Consider a vector $\mathbf{x} \in \mathbb{R}_{++}^N$. Also consider two functions, $g(\mathbf{x}): \mathbb{R}^N \rightarrow \mathbb{R}$, and $a(\mathbf{x}): \mathbb{R}^N \rightarrow \mathbb{R}$, representing the geometric and arithmetic means respectively.
The geometric mean function, $g(\mathbf{x})$, is concave. Furthermore, the arithmetic mean function, $a(\mathbf{x})$, is (I think), convex.

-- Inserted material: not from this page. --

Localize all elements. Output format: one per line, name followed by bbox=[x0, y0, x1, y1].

We also know that $0 \leq \frac{g(\mathbf{x})}{a(\mathbf{x})} \leq 1$ is always true.
My question is: Is the ratio $h(\mathbf{x}) = \frac{g(\mathbf{x})}{a(\mathbf{x})}$, convex or concave for this specific case?
I am currently trying to prove it by brute force on paper by deriving the Hessian matrix of $h(\mathbf{x})$, and then deriving its definiteness, but I was wondering if there might be an easier way.
Thanks.

It is neither convex nor concave, but it is quasiconcave. See my answer to your other question for more information, or go straight to Boyd & Vandenberghe.
The good news is that fixed lower bounds on the ratio can be represented in convex optimization problems; since, after all, $$g(x)/a(x) \geq \alpha \quad\Longleftrightarrow\quad g(x) \geq \alpha a(x).$$ (This depends upon your claim that $x\in\mathbb{R}^n_{++}$, so $a(x)>0$). You can even maximize the ratio by solving a sequence of convex optimization problems.
The arithmetic mean, incidentally, is both convex and concave; that is, it is affine (indeed, linear). So unlike the more general answer I gave on the other page, the constraint conversion works even if $\alpha<0$. Of course, if $\alpha<0$, it is trivially satisfied.